MÉTADONNÉES
Éditeur : Rédaction Divertissement, nouvelles-du-monde.com
Date de publication : 24 avril 2026
Catégorie : Divertissement / Justice
Mots-clés : Cher, Elijah Blue Allman, mise sous tutelle, conservatorship, santé mentale, Los Angeles, New Hampshire
Crédits : Basé sur des rapports de Fox News Digital et des sources judiciaires.
Justice : La demande de mise sous tutelle d’Elijah Blue Allman par Cher rejetée par un juge
Par la Rédaction de nouvelles-du-monde.com
L’espoir de Cher de placer son fils, Elijah Blue Allman, sous tutelle protectrice s’est heurté à la rigueur de la loi californienne. Vendredi dernier, la juge Jessica Uzcategui a rejeté la demande de mise sous tutelle temporaire déposée par l’icône de la musique, estimant que les preuves fournies ne justifiaient pas une telle mesure restrictive.
Un seuil juridique non atteint
Malgré les préoccupations alarmantes exprimées par la chanteuse de 79 ans, la justice a tranché : l’urgence et les preuves ne sont pas suffisantes. « Je comprends certainement les inquiétudes des amis et de la famille de M. Allman, mais ces préoccupations ne démontrent pas qu’une mise sous tutelle est appropriée », a déclaré la juge Uzcategui lors de l’audience.
Pour Cher, cette démarche était une tentative désespérée de stabiliser la vie de son fils de 49 ans, qu’elle décrit comme incapable de gérer ses finances en raison de problèmes sévères de toxicomanie et de santé mentale.
Un cycle de détresse et de chaos financier
Le dossier déposé par Cher brosse le portrait d’un homme en perdition. Selon les documents obtenus par Fox News Digital, Elijah Blue Allman suivrait un schéma destructeur : dès la réception de ses distributions de fonds fiduciaires (trust), il s’installerait dans des hôtels de luxe, notamment le célèbre Chateau Marmont, pour consommer des stupéfiants jusqu’à l’épuisement de ses ressources, menant souvent à des hospitalisations ou des overdoses.
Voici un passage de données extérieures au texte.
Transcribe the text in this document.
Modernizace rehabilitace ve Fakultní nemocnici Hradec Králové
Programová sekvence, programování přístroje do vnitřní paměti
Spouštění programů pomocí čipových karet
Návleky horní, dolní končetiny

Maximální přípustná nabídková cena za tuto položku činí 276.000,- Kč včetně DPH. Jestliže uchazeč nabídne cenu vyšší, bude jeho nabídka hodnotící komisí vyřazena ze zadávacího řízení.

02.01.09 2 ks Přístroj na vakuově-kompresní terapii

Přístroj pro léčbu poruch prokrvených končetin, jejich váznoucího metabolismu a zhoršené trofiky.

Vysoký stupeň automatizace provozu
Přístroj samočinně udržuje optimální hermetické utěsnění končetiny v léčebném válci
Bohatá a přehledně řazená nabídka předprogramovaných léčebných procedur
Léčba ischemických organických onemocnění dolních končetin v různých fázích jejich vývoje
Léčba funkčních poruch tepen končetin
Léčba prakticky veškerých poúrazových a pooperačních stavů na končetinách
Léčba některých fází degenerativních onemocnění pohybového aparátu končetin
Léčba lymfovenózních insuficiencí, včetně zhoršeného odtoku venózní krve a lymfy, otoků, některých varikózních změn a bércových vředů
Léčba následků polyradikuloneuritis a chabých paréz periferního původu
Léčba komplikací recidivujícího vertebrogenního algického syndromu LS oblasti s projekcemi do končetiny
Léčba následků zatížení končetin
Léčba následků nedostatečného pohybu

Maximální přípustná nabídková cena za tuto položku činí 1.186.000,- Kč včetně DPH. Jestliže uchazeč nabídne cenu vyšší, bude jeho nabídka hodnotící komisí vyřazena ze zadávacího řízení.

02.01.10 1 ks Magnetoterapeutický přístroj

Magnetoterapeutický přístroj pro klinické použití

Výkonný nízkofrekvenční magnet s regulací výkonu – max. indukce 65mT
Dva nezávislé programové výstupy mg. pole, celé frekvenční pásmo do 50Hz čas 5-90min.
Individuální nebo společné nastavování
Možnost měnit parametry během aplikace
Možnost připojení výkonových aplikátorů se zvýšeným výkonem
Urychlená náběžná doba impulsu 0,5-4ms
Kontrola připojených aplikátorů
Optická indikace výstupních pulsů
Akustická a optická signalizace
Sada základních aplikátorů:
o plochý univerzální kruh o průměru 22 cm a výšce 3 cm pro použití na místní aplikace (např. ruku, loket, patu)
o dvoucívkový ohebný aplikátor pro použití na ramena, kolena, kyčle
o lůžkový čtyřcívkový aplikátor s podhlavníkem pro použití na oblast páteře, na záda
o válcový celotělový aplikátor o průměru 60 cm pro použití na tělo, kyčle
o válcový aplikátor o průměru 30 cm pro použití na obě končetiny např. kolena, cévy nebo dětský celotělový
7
L’impact financier et matériel de ce comportement est considérable. Cher a révélé que son fils a été expulsé de 18 hôtels pour comportement erratique et insultes. Plus grave encore, Allman aurait causé des milliers de dollars de dommages dans 14 locations Airbnb louées au nom d’une amie proche, Kayti Pease. Le dernier séjour aurait engendré à lui seul plus de 50 000 dollars de dégâts, entraînant une action en justice contre Mme Pease.
Entre casier judiciaire et isolement familial
L’urgence invoquée par Cher s’appuie également sur une série d’incidents criminels récents dans le New Hampshire. Elijah Blue Allman est actuellement retenu dans un hôpital psychiatrique de cet État, faisant face à plusieurs accusations :

- En mars : Burglary (cambriolage avec effraction), deux chefs de dommages criminels et violation de caution.
- Le 27 février : Arrestation dans un lycée privé du New Hampshire pour deux chefs d’agression simple, violation de domicile et menaces criminelles.
Sur le plan personnel, le réseau de soutien d’Allman semble s’effriter. Cher a affirmé que seule Kayti Pease a réussi à « le maintenir en vie ». Quant à son ex-épouse, Marieangela King, elle est décrite comme une option non viable pour son soutien, étant désormais l’une de ses principales créancières. La justice a en effet condamné Allman à lui verser 6 500 dollars par mois de pension alimentaire rétroactivement au 1er juillet 2025, en plus de 10 000 dollars de frais juridiques.
L’enjeu public : La limite entre protection et autonomie
Cette affaire soulève une question fondamentale souvent débattue dans les tribunaux américains : où s’arrête le droit d’un parent à protéger un enfant adulte et où commence l’autonomie individuelle, même en cas de pathologie ?

Cher avait déjà tenté une démarche similaire en 2023. À l’époque, Elijah avait évité la tutelle en promettant d’engager un gestionnaire financier et de s’appuyer sur son épouse pour sa convalescence. Pour la chanteuse, ces engagements n’étaient que « des mots ». Pour la justice, en revanche, le passage à une tutelle forcée exige un niveau de preuve et d’urgence que le dossier actuel ne permet pas de valider.